Так говорит господин Хоукс, потерявший ногу маленьким мальчиком и ослепший
пятнадцатилетним. Своими рассказами из жизни животных он стал одним из самых
известных натуралистов Америки. Могу ли я сказать так же о себе? Живи я, как
господин Хоукс, среди лесов в уютном прекрасном доме, в окружении множества
домочадцев, возможно, тогда я тоже смог бы говорить так, но, тоскуя по
природе, я вынужден был всегда жить в грохоте таких огромных городов, как
Москва, Лондон, Токио и других.
В грохоте этих городов ночь не давала мне услышать слаженно поющих звезд,
она не учила меня в природе познавать Бога. Она научила меня совсем другому,
но об этом я сейчас говорить не стану, а расскажу лишь о том, чему учили
меня в школе.
Когда мне было девять лет, меня отправили в Москву, чтобы обучить чему-то в
школе слепых. Эта школа была закрыта от всего мира, ученикам не позволяли ни
выйти по своим делам, ни даже поехать домой к родителям во время каникул. Мы
всегда находились под надзором учителей. Учителя учили нас, что земля велика
и многие люди еще могут найти на ней место для жизни. Наш друг Лапин
(одиннадцатилетний мальчик) спросил: <Но если земля велика, отчего же мой
отец никак не может владеть даже маленьким ее кусочком для обработки и
должен всегда арендовать ее у графа Орлова?> Учитель наказал его за глупый
вопрос; в нашем классе мы могли задавать учителю лишь умные вопросы. Через
некоторое время учитель спросил Лапина: <Разве тебе не ясно, что твой вопрос
дурацкий?> Лапин все еще не мог понять, и должен был стоять, пока не поймет
глупости своего вопроса. Только спустя полчаса Лапин осознал свою глупость и
получил позволение сесть.
После урока я спросил Лапина, в чем же глупость его вопроса, и он сказал,
что не знает. Я переспросил: <Но ты сказал, что понял свою глупость?> <Я
понял, что глупо стоять и быть наказанным за любой вопрос>, - ответил он.

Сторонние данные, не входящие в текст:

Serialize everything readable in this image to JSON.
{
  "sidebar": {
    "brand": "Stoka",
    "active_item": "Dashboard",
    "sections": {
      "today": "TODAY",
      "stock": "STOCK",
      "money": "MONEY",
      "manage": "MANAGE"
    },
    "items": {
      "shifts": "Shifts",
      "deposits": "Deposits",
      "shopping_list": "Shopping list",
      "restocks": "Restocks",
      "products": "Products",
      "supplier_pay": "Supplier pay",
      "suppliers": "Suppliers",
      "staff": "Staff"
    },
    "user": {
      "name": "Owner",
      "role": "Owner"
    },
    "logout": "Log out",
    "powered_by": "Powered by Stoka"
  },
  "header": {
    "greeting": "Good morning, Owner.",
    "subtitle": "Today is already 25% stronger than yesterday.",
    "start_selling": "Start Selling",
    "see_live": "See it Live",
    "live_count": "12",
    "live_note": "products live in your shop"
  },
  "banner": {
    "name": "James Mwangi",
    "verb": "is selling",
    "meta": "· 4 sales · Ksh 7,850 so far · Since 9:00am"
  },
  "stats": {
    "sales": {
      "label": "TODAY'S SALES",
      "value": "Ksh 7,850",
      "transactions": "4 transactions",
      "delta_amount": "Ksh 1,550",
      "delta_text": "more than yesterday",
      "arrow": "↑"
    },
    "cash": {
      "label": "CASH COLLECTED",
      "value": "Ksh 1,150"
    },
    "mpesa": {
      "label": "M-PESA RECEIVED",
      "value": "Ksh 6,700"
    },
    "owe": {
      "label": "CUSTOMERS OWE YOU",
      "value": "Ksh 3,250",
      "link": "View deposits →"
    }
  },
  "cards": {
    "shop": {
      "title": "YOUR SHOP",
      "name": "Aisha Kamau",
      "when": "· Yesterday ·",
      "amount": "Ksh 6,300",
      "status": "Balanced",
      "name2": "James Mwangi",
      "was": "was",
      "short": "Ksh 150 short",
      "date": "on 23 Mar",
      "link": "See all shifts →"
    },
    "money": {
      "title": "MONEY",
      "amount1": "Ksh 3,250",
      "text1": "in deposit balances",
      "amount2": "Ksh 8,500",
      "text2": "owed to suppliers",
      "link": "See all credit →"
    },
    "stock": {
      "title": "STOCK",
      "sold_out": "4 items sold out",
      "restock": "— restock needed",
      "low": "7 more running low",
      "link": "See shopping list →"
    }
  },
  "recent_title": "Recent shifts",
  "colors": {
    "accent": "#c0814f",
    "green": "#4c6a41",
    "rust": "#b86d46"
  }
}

Учитель учил нас, что люди делятся на расы: белую, желтую, красную, черную:
Самая цивилизованная и развитая раса - белая, самые нецивилизованные -
черная и красная.
Лапин встал и спросил: <То есть мы самые цивилизованные и развитые из-за
нашего белого цвета?> Другой мальчик поднялся и спросил: <А когда летом
загорают дочерна, разве от этого еще и делаются менее цивилизованными?>
Учитель сказал, что оба вопроса - глупые, а Лапин и другой мальчик
оставались стоять, пока не осознали своей глупости.
2.
Рядом с нашей школой находится дом господина Перлова. Господин Перлов -
глава самой известной русской чайной компании в Китае, ввозящей чай из Китая
в Россию в огромных количествах. Однажды господин Перлов пригласил к себе в
дом известного китайского дипломата Ли Хун-чжана[1]. Господин Ли, узнав, что
наша школа находится совсем близко от дома господина Перлова, непременно
захотел посетить ее. Он пришел к нам в школу в своем китайском наряде с
косой на голове. Он был очень любезен и позволил нам касаться его одежд и
косы.
Узнав, что господин Ли Хун-чжан принадлежит к желтой расе, я схватил его
руку и ощупью попытался найти различие белого и желтого цвета. Спустя
несколько минут я спросил учителей: <Разве господин Ли действительно желтый
человек?> Учителя сказали <да>. <Но я не могу найти отличия белой руки от
желтой>.
Лапин добавил: <Если господин Ли принадлежит к желтой расе, конечно, он
должен быть менее цивилизован, чем мы, но мне кажется, что он по крайней
мере более любезен, чем наш Михаил>. (Михаил был служителем, которого мы
очень не любили за грубость.) Переводчик что-то сказал господину Ли, и тот
долго смеялся, но после его ухода я и Лапин были наказаны за невежливость к
иностранному гостю. Нам запретили есть, пока мы не поймем нашей дерзости. К
концу дня мы осознали ее, и нам было позволено идти вместе со всеми ужинать.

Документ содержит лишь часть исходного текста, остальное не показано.